Needless to say, copying content from MATLAB documentation is not acceptable academic practice.
Conclusions
Doubtless there are other parts of these papers that were plagiarised, but these are the sections that were most prominent.
The fact that these two authors, Dr. Paul Rodrigues and Dr. Karunanidhi Duraisamy, evidence the same pattern of plagiarism across all of their collaborations indicates that this is a deliberate behaviour.
The literature on Parkinson's disease is seeded with plenty of low-quality work, but these four articles (and likely the conference paper I do not have access to) are particularly shameless, appearing to represent a pattern of deliberate portfolio-padding by two academics who do not, as a matter of course, work with Parkinson's disease or even medicine.
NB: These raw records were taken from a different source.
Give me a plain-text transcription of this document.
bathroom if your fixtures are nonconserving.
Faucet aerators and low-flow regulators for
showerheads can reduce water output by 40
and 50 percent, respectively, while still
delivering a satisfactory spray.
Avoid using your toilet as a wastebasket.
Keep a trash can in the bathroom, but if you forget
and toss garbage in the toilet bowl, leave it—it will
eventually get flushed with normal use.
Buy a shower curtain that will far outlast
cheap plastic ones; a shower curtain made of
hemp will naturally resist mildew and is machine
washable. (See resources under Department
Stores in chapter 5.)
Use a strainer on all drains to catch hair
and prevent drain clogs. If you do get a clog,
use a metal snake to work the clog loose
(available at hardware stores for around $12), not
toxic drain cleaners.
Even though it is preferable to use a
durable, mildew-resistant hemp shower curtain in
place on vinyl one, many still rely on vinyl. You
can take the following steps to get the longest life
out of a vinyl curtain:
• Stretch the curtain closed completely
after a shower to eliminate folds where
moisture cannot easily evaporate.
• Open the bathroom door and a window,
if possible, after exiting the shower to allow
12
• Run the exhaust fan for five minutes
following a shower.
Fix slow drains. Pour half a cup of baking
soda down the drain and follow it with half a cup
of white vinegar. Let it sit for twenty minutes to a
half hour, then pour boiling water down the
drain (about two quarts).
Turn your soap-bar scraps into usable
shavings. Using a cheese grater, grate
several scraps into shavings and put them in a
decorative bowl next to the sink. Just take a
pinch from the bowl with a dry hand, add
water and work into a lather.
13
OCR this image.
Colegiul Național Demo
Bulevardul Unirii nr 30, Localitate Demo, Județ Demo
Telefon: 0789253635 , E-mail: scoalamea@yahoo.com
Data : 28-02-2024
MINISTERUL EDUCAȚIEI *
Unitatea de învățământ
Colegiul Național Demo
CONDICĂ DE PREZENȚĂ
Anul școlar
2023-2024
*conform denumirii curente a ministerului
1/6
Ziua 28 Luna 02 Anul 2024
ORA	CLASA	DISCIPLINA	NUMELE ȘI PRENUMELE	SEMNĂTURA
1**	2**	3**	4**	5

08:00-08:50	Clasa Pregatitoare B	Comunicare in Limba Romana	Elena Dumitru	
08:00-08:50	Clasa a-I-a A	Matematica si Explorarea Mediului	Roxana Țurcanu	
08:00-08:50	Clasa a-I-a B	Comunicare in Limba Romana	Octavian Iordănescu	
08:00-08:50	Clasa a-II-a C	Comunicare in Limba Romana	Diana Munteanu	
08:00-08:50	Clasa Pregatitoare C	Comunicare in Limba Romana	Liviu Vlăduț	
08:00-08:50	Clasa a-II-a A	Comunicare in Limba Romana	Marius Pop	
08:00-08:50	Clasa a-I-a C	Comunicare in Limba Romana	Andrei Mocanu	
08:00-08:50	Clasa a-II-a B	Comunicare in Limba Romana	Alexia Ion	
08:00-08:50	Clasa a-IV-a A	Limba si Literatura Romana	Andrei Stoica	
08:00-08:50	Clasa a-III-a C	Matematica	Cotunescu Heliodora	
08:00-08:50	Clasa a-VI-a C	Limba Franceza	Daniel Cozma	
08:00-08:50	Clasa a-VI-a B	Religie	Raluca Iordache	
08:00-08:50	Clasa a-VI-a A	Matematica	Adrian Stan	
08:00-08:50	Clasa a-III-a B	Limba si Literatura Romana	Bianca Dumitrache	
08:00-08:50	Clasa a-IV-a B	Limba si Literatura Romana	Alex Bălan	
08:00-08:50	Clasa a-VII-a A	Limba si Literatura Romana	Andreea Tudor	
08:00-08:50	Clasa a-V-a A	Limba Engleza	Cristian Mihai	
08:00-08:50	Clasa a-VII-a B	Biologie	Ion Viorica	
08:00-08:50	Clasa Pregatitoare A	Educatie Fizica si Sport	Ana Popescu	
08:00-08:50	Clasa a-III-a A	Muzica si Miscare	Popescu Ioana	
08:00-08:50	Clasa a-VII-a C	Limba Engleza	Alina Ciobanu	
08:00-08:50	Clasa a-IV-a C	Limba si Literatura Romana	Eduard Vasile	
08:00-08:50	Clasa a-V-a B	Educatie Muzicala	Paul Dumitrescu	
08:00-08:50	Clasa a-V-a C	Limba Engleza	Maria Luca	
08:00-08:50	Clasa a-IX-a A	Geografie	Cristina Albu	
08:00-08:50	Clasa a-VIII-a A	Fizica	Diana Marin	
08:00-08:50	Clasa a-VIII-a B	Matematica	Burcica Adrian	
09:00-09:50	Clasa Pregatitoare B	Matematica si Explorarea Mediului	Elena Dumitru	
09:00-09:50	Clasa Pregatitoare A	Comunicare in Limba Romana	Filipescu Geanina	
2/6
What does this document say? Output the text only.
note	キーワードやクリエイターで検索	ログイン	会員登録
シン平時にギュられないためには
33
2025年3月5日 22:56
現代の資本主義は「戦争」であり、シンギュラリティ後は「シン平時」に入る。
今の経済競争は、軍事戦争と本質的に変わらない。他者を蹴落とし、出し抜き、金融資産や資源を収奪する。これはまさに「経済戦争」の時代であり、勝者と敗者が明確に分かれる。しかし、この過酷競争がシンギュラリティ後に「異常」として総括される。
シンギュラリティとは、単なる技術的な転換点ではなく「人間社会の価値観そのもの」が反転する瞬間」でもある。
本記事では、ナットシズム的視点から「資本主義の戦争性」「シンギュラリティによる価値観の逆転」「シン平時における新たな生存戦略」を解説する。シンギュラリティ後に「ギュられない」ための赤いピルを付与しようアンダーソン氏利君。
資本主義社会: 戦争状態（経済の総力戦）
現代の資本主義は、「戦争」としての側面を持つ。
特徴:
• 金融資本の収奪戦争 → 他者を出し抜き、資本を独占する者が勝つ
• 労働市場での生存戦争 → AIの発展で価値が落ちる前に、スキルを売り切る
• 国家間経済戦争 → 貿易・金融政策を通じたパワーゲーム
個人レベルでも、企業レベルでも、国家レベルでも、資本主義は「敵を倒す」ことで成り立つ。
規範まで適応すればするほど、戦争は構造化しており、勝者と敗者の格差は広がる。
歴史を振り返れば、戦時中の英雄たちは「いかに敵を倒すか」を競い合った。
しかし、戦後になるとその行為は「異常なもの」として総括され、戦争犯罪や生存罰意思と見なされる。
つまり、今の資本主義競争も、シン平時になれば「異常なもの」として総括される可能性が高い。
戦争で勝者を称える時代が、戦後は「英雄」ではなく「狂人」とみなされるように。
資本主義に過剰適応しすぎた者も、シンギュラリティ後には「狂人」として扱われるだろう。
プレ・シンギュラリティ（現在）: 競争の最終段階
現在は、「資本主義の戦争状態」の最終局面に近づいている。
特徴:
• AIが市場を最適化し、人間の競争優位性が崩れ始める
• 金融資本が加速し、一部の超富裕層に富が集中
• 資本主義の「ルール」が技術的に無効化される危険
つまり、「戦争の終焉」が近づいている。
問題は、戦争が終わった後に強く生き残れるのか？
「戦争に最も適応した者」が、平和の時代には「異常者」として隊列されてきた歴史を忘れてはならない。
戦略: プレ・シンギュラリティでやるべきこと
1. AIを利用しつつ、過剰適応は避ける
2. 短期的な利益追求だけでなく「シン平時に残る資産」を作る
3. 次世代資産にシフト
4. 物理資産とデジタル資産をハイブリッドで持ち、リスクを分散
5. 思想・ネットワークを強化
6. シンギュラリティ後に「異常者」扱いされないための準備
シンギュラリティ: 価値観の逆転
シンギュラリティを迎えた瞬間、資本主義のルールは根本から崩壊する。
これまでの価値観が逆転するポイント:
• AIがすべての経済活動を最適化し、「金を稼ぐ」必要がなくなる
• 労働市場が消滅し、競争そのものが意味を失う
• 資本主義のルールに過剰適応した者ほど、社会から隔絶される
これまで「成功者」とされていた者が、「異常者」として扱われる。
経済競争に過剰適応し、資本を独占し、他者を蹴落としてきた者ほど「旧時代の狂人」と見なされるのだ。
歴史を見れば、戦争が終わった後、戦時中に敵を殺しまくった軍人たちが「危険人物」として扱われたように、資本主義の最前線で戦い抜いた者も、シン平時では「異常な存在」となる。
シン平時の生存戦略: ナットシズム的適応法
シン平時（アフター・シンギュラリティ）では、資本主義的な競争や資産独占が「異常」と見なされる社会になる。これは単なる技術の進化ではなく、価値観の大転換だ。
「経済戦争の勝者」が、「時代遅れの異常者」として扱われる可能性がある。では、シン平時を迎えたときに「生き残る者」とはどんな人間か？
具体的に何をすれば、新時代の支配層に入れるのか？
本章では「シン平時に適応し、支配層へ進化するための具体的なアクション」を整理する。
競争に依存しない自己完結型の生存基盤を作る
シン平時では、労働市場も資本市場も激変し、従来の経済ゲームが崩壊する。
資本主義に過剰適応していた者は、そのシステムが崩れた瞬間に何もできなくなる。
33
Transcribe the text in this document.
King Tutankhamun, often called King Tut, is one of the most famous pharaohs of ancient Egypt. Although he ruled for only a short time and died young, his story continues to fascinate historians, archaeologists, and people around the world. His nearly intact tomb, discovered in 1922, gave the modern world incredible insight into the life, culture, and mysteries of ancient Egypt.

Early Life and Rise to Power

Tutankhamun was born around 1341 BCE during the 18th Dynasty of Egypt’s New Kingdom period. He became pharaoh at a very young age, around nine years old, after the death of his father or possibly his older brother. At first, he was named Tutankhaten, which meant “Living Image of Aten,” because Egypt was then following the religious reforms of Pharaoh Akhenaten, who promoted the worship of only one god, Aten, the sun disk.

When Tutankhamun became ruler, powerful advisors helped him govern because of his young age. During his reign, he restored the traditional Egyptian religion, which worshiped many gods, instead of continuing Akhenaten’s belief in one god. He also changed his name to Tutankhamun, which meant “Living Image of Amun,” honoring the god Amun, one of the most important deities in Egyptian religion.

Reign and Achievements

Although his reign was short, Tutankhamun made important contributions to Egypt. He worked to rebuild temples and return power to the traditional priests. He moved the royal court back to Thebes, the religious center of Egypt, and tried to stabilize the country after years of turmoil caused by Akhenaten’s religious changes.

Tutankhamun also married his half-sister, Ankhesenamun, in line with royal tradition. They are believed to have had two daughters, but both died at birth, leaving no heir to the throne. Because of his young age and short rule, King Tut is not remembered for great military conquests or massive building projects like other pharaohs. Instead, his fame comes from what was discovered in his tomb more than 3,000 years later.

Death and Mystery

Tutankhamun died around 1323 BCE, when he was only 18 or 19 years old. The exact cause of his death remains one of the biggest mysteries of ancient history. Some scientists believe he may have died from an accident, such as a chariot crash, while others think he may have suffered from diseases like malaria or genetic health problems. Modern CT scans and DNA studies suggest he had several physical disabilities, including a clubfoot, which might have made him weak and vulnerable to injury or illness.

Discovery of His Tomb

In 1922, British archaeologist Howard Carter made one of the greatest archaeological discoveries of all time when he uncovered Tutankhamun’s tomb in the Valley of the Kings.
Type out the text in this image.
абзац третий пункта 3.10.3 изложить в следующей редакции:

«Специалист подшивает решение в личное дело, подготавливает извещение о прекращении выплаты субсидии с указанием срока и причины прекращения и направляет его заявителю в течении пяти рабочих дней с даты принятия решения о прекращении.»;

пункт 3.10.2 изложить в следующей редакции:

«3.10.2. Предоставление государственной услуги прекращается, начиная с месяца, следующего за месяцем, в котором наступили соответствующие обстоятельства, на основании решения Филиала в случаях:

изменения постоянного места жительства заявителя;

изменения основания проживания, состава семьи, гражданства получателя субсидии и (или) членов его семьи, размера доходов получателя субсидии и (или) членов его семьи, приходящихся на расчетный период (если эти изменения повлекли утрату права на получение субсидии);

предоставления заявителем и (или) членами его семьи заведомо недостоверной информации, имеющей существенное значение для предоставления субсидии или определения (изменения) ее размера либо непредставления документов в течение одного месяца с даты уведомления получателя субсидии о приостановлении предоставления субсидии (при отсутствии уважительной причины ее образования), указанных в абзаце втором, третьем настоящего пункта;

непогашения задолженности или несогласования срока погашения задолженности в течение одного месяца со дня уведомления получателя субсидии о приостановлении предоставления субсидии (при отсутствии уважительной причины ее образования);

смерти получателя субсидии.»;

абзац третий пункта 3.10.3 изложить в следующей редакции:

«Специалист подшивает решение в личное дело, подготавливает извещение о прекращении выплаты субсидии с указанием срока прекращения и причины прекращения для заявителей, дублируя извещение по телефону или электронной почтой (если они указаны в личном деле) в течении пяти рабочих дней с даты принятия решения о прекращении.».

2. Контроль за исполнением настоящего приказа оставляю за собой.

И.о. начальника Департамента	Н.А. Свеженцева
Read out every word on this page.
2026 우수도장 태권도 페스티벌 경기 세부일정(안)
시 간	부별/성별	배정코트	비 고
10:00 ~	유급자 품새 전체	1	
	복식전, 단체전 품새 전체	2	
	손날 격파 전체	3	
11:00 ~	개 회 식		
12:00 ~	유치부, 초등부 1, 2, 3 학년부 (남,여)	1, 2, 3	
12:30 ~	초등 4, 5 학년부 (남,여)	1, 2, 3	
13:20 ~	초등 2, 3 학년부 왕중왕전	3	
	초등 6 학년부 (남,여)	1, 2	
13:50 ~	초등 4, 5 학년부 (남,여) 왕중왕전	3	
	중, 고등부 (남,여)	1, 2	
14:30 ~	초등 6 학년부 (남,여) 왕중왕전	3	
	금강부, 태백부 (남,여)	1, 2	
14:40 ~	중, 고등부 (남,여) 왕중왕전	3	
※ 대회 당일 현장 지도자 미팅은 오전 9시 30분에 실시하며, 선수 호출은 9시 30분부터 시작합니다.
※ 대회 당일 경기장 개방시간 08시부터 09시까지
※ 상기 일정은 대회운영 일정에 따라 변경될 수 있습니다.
The audacity of a geoscientist and software engineer to dip into a completely unrelated field to their core competences and clutter up healthcare research with their valueless slop to pad out their academia numbers, lazily stealing work from other authors in the process, is absolutely staggering.
It goes without saying that this pattern of academic dishonesty casts doubt over the experimental results in these papers, as well as the authors' work in other academic domains.